Standby node "locks up" after around 5 hours opera

Hello Guys,

Over the past 3 days we have had 4 “lock-ups” of the “Standby” node.

For the first two days we had Node 1 “Active” and Node 2 as “Standby” most of the time - since the communications lines were only connected to Node 1.

During this time, on 3 occasions RealFlex reported that the “Standby” had failed. Node 2 could not be accessed via the network (e.g. ping) and the console had “locked-up” (i.e. either the screen was black or frozen with the mouse and keyboard not having any effect). The server had to be powered off and on again.

We thought this may have been a hardware issue with Node 2. In order to confirm this we swapped the communications lines over to Node 2 and ran Node 1 “Standby” and Node 2 as “Active” today.
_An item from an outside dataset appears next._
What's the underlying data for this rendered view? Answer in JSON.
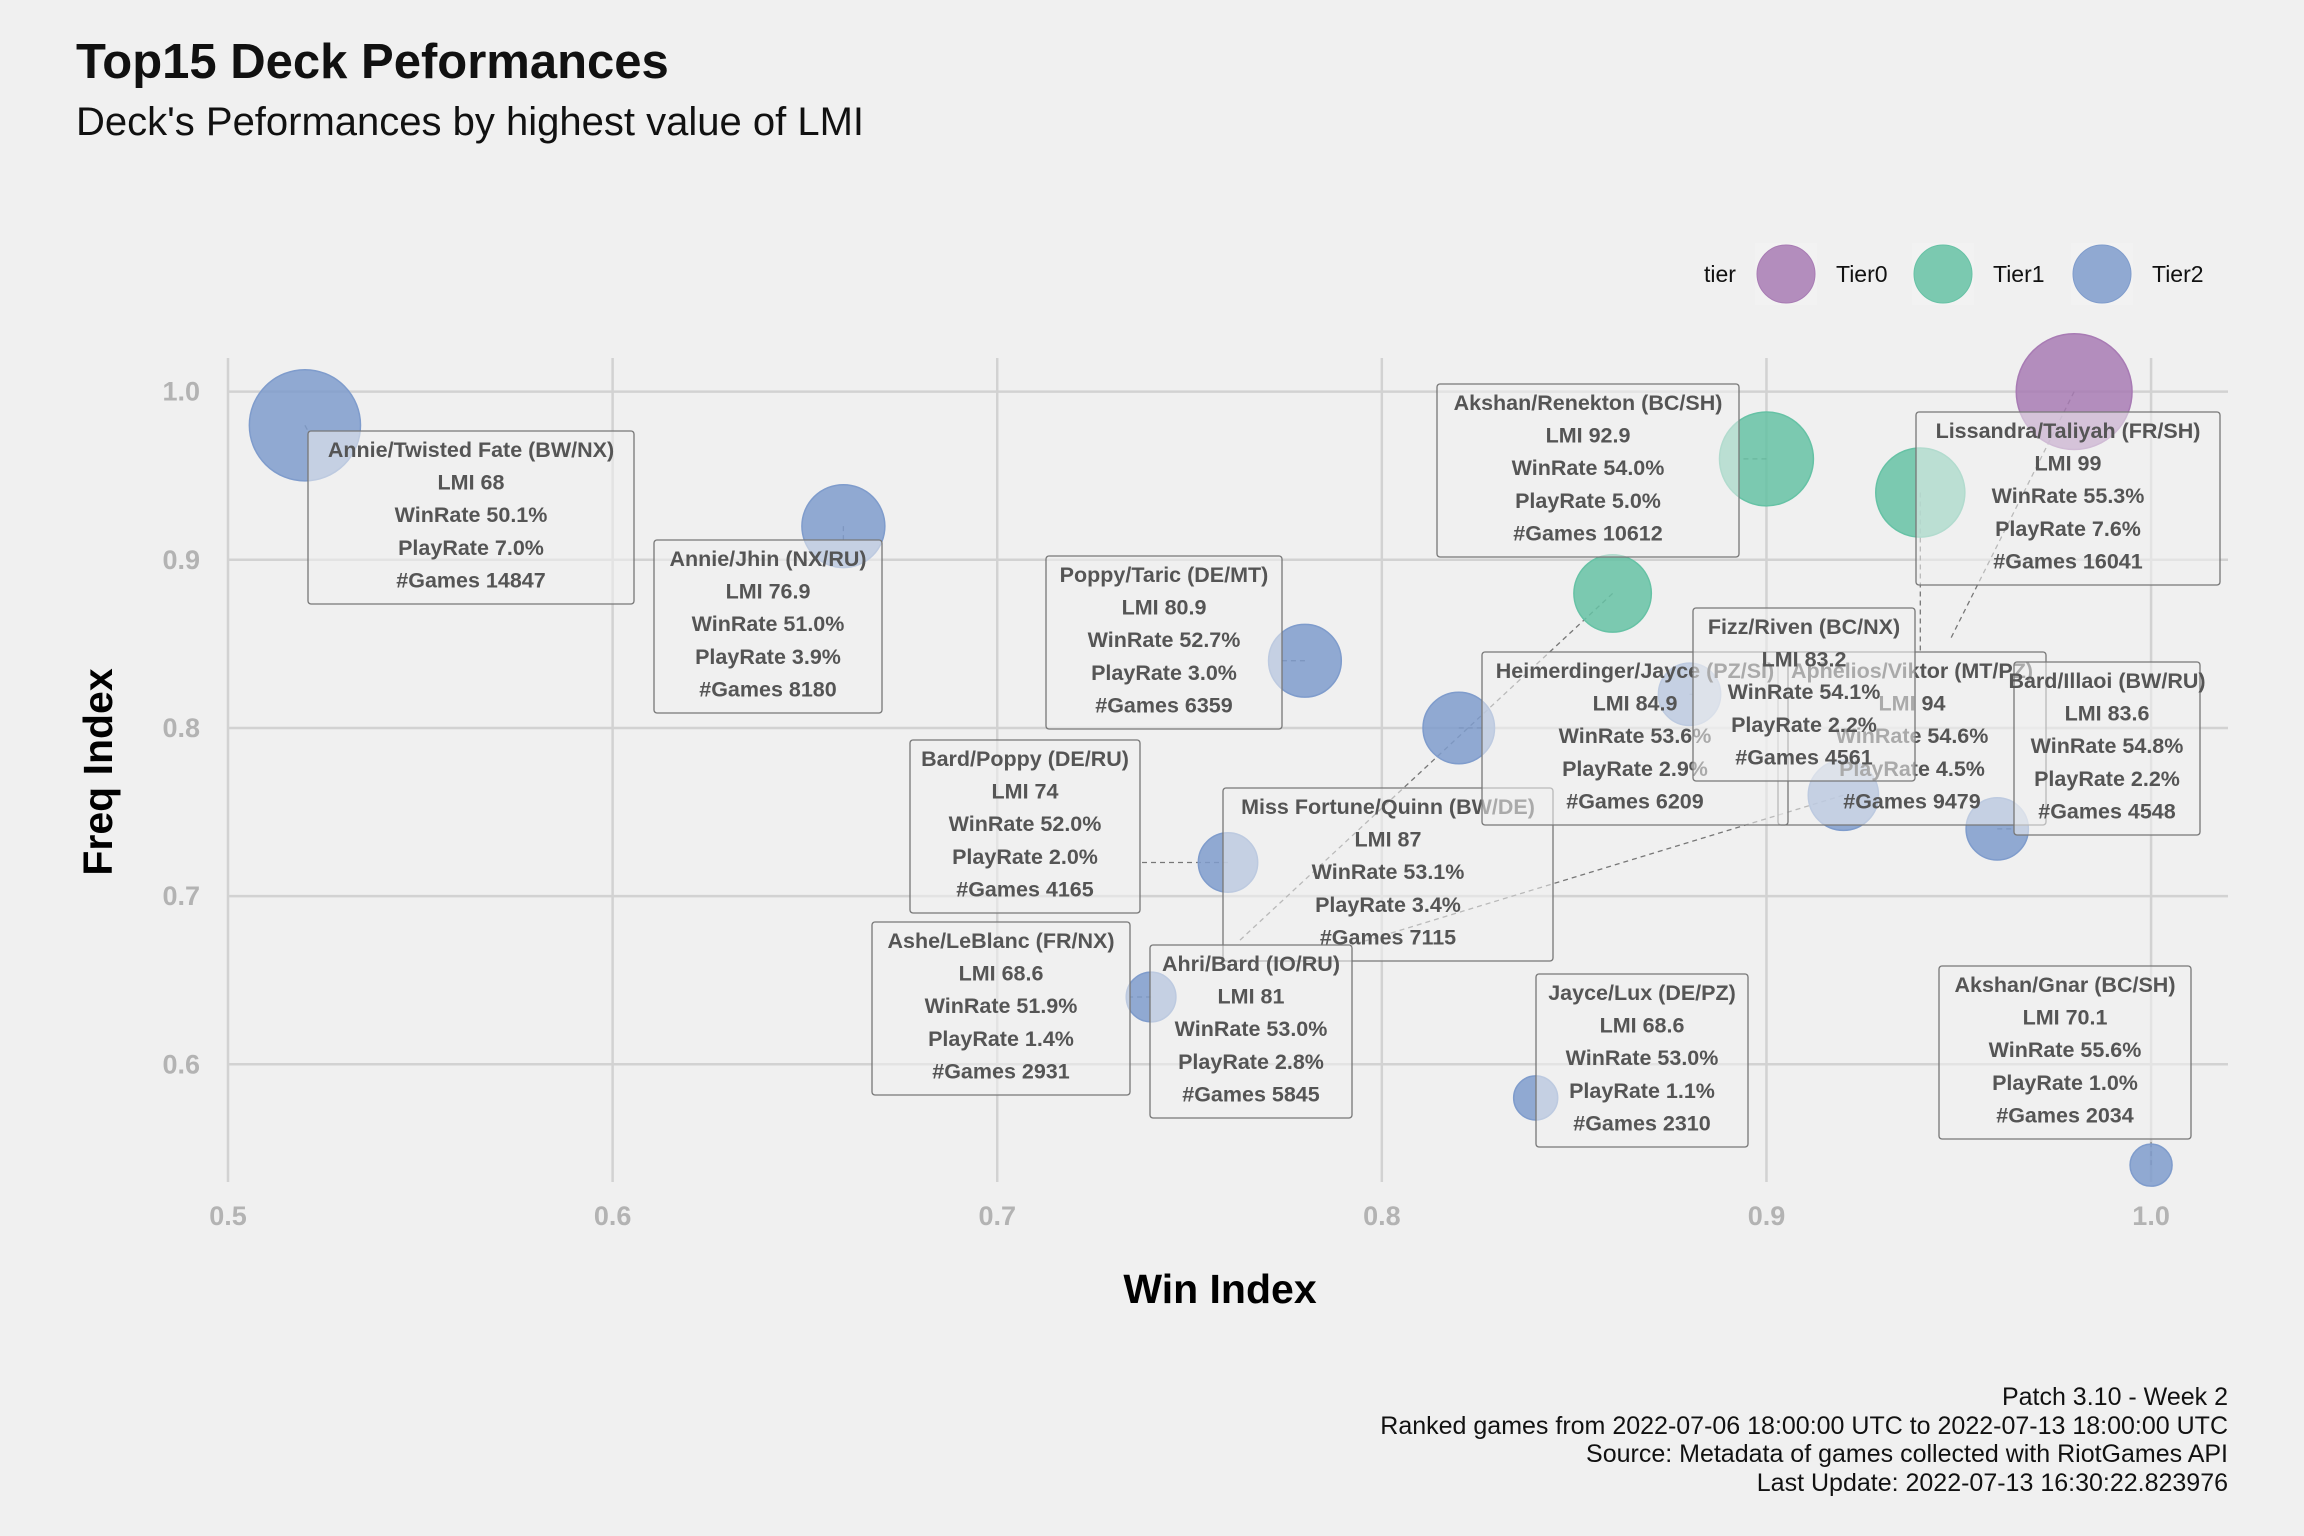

After about 5 hours Node 1 locked-up in exactly the same manner that Node 2 had been.

It looks like there is an issue with the Standby node locking-up after running for a number of hours.

We have not had this issue on our in house test system running the same software and database. However, our system does not have the same system loa (i.e. we don’t have actual RTUs connected etc.)
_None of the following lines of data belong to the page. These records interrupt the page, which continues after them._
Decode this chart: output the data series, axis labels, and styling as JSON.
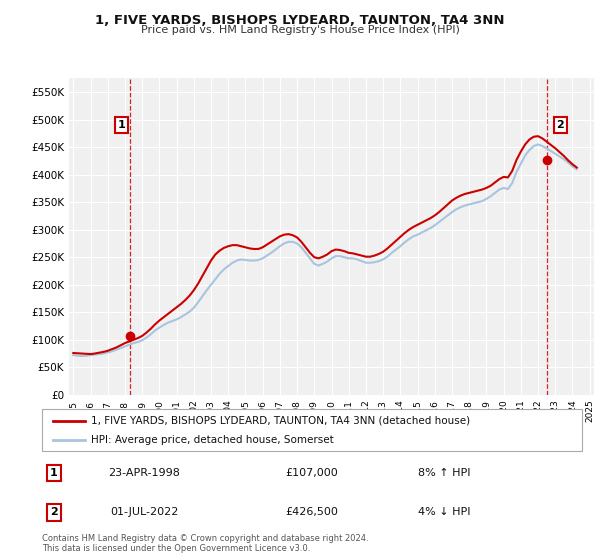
{
  "title": "1, FIVE YARDS, BISHOPS LYDEARD, TAUNTON, TA4 3NN",
  "subtitle": "Price paid vs. HM Land Registry's House Price Index (HPI)",
  "background_color": "#ffffff",
  "plot_bg_color": "#f0f0f0",
  "grid_color": "#ffffff",
  "ylim": [
    0,
    575000
  ],
  "yticks": [
    0,
    50000,
    100000,
    150000,
    200000,
    250000,
    300000,
    350000,
    400000,
    450000,
    500000,
    550000
  ],
  "ytick_labels": [
    "£0",
    "£50K",
    "£100K",
    "£150K",
    "£200K",
    "£250K",
    "£300K",
    "£350K",
    "£400K",
    "£450K",
    "£500K",
    "£550K"
  ],
  "hpi_years": [
    1995.0,
    1995.25,
    1995.5,
    1995.75,
    1996.0,
    1996.25,
    1996.5,
    1996.75,
    1997.0,
    1997.25,
    1997.5,
    1997.75,
    1998.0,
    1998.25,
    1998.5,
    1998.75,
    1999.0,
    1999.25,
    1999.5,
    1999.75,
    2000.0,
    2000.25,
    2000.5,
    2000.75,
    2001.0,
    2001.25,
    2001.5,
    2001.75,
    2002.0,
    2002.25,
    2002.5,
    2002.75,
    2003.0,
    2003.25,
    2003.5,
    2003.75,
    2004.0,
    2004.25,
    2004.5,
    2004.75,
    2005.0,
    2005.25,
    2005.5,
    2005.75,
    2006.0,
    2006.25,
    2006.5,
    2006.75,
    2007.0,
    2007.25,
    2007.5,
    2007.75,
    2008.0,
    2008.25,
    2008.5,
    2008.75,
    2009.0,
    2009.25,
    2009.5,
    2009.75,
    2010.0,
    2010.25,
    2010.5,
    2010.75,
    2011.0,
    2011.25,
    2011.5,
    2011.75,
    2012.0,
    2012.25,
    2012.5,
    2012.75,
    2013.0,
    2013.25,
    2013.5,
    2013.75,
    2014.0,
    2014.25,
    2014.5,
    2014.75,
    2015.0,
    2015.25,
    2015.5,
    2015.75,
    2016.0,
    2016.25,
    2016.5,
    2016.75,
    2017.0,
    2017.25,
    2017.5,
    2017.75,
    2018.0,
    2018.25,
    2018.5,
    2018.75,
    2019.0,
    2019.25,
    2019.5,
    2019.75,
    2020.0,
    2020.25,
    2020.5,
    2020.75,
    2021.0,
    2021.25,
    2021.5,
    2021.75,
    2022.0,
    2022.25,
    2022.5,
    2022.75,
    2023.0,
    2023.25,
    2023.5,
    2023.75,
    2024.0,
    2024.25
  ],
  "hpi_values": [
    72000,
    71000,
    70500,
    71000,
    72000,
    73000,
    74000,
    75000,
    77000,
    79000,
    82000,
    85000,
    88000,
    91000,
    94000,
    96000,
    99000,
    104000,
    110000,
    117000,
    122000,
    127000,
    131000,
    134000,
    137000,
    141000,
    146000,
    151000,
    158000,
    168000,
    179000,
    190000,
    200000,
    210000,
    220000,
    228000,
    234000,
    240000,
    244000,
    246000,
    245000,
    244000,
    244000,
    245000,
    248000,
    253000,
    258000,
    264000,
    270000,
    275000,
    278000,
    278000,
    275000,
    268000,
    258000,
    248000,
    238000,
    235000,
    238000,
    242000,
    248000,
    252000,
    252000,
    250000,
    248000,
    248000,
    246000,
    243000,
    240000,
    240000,
    241000,
    243000,
    246000,
    251000,
    258000,
    264000,
    270000,
    277000,
    283000,
    288000,
    291000,
    295000,
    299000,
    303000,
    308000,
    314000,
    320000,
    326000,
    332000,
    337000,
    341000,
    344000,
    346000,
    348000,
    350000,
    352000,
    356000,
    361000,
    367000,
    373000,
    376000,
    374000,
    385000,
    405000,
    420000,
    435000,
    445000,
    452000,
    455000,
    452000,
    448000,
    443000,
    438000,
    433000,
    428000,
    422000,
    415000,
    410000
  ],
  "red_years": [
    1995.0,
    1995.25,
    1995.5,
    1995.75,
    1996.0,
    1996.25,
    1996.5,
    1996.75,
    1997.0,
    1997.25,
    1997.5,
    1997.75,
    1998.0,
    1998.25,
    1998.5,
    1998.75,
    1999.0,
    1999.25,
    1999.5,
    1999.75,
    2000.0,
    2000.25,
    2000.5,
    2000.75,
    2001.0,
    2001.25,
    2001.5,
    2001.75,
    2002.0,
    2002.25,
    2002.5,
    2002.75,
    2003.0,
    2003.25,
    2003.5,
    2003.75,
    2004.0,
    2004.25,
    2004.5,
    2004.75,
    2005.0,
    2005.25,
    2005.5,
    2005.75,
    2006.0,
    2006.25,
    2006.5,
    2006.75,
    2007.0,
    2007.25,
    2007.5,
    2007.75,
    2008.0,
    2008.25,
    2008.5,
    2008.75,
    2009.0,
    2009.25,
    2009.5,
    2009.75,
    2010.0,
    2010.25,
    2010.5,
    2010.75,
    2011.0,
    2011.25,
    2011.5,
    2011.75,
    2012.0,
    2012.25,
    2012.5,
    2012.75,
    2013.0,
    2013.25,
    2013.5,
    2013.75,
    2014.0,
    2014.25,
    2014.5,
    2014.75,
    2015.0,
    2015.25,
    2015.5,
    2015.75,
    2016.0,
    2016.25,
    2016.5,
    2016.75,
    2017.0,
    2017.25,
    2017.5,
    2017.75,
    2018.0,
    2018.25,
    2018.5,
    2018.75,
    2019.0,
    2019.25,
    2019.5,
    2019.75,
    2020.0,
    2020.25,
    2020.5,
    2020.75,
    2021.0,
    2021.25,
    2021.5,
    2021.75,
    2022.0,
    2022.25,
    2022.5,
    2022.75,
    2023.0,
    2023.25,
    2023.5,
    2023.75,
    2024.0,
    2024.25
  ],
  "red_values": [
    76000,
    75500,
    75000,
    74500,
    74000,
    75000,
    76500,
    78000,
    80000,
    83000,
    86000,
    90000,
    94000,
    97000,
    100000,
    103000,
    107000,
    113000,
    120000,
    128000,
    135000,
    141000,
    147000,
    153000,
    159000,
    165000,
    172000,
    180000,
    190000,
    202000,
    216000,
    230000,
    244000,
    255000,
    262000,
    267000,
    270000,
    272000,
    272000,
    270000,
    268000,
    266000,
    265000,
    265000,
    268000,
    273000,
    278000,
    283000,
    288000,
    291000,
    292000,
    290000,
    286000,
    278000,
    268000,
    258000,
    250000,
    248000,
    251000,
    255000,
    261000,
    264000,
    263000,
    261000,
    258000,
    257000,
    255000,
    253000,
    251000,
    251000,
    253000,
    256000,
    260000,
    266000,
    273000,
    280000,
    287000,
    294000,
    300000,
    305000,
    309000,
    313000,
    317000,
    321000,
    326000,
    332000,
    339000,
    346000,
    353000,
    358000,
    362000,
    365000,
    367000,
    369000,
    371000,
    373000,
    376000,
    380000,
    386000,
    392000,
    396000,
    395000,
    407000,
    427000,
    442000,
    455000,
    464000,
    469000,
    470000,
    466000,
    460000,
    454000,
    448000,
    441000,
    434000,
    426000,
    419000,
    413000
  ],
  "sale1_x": 1998.31,
  "sale1_y": 107000,
  "sale2_x": 2022.5,
  "sale2_y": 426500,
  "hpi_color": "#a8c4de",
  "red_color": "#cc0000",
  "vline_color": "#cc0000",
  "legend_label_red": "1, FIVE YARDS, BISHOPS LYDEARD, TAUNTON, TA4 3NN (detached house)",
  "legend_label_blue": "HPI: Average price, detached house, Somerset",
  "table_rows": [
    {
      "num": "1",
      "date": "23-APR-1998",
      "price": "£107,000",
      "hpi": "8% ↑ HPI"
    },
    {
      "num": "2",
      "date": "01-JUL-2022",
      "price": "£426,500",
      "hpi": "4% ↓ HPI"
    }
  ],
  "footer": "Contains HM Land Registry data © Crown copyright and database right 2024.\nThis data is licensed under the Open Government Licence v3.0.",
  "xticks": [
    1995,
    1996,
    1997,
    1998,
    1999,
    2000,
    2001,
    2002,
    2003,
    2004,
    2005,
    2006,
    2007,
    2008,
    2009,
    2010,
    2011,
    2012,
    2013,
    2014,
    2015,
    2016,
    2017,
    2018,
    2019,
    2020,
    2021,
    2022,
    2023,
    2024,
    2025
  ]
}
DELL R200 server QNX 6.3 and RealFlex 6.4.76

Any suggestion …how to debug this issue ?

Are you using an Adaptec SCSI controller on the Dell Server, and is it multi-processor?

Now we are not using Adaptec SCSI controller on DELL Server.
Yes it is Multi-processor (2 Processor).

Now we have upgraded to QNX 6.5/RealFlex 6.5.XX.

Kind Regards,
Naresh

Please let us know if upgrading to QNX 6.5 solves the problem, :slight_smile:.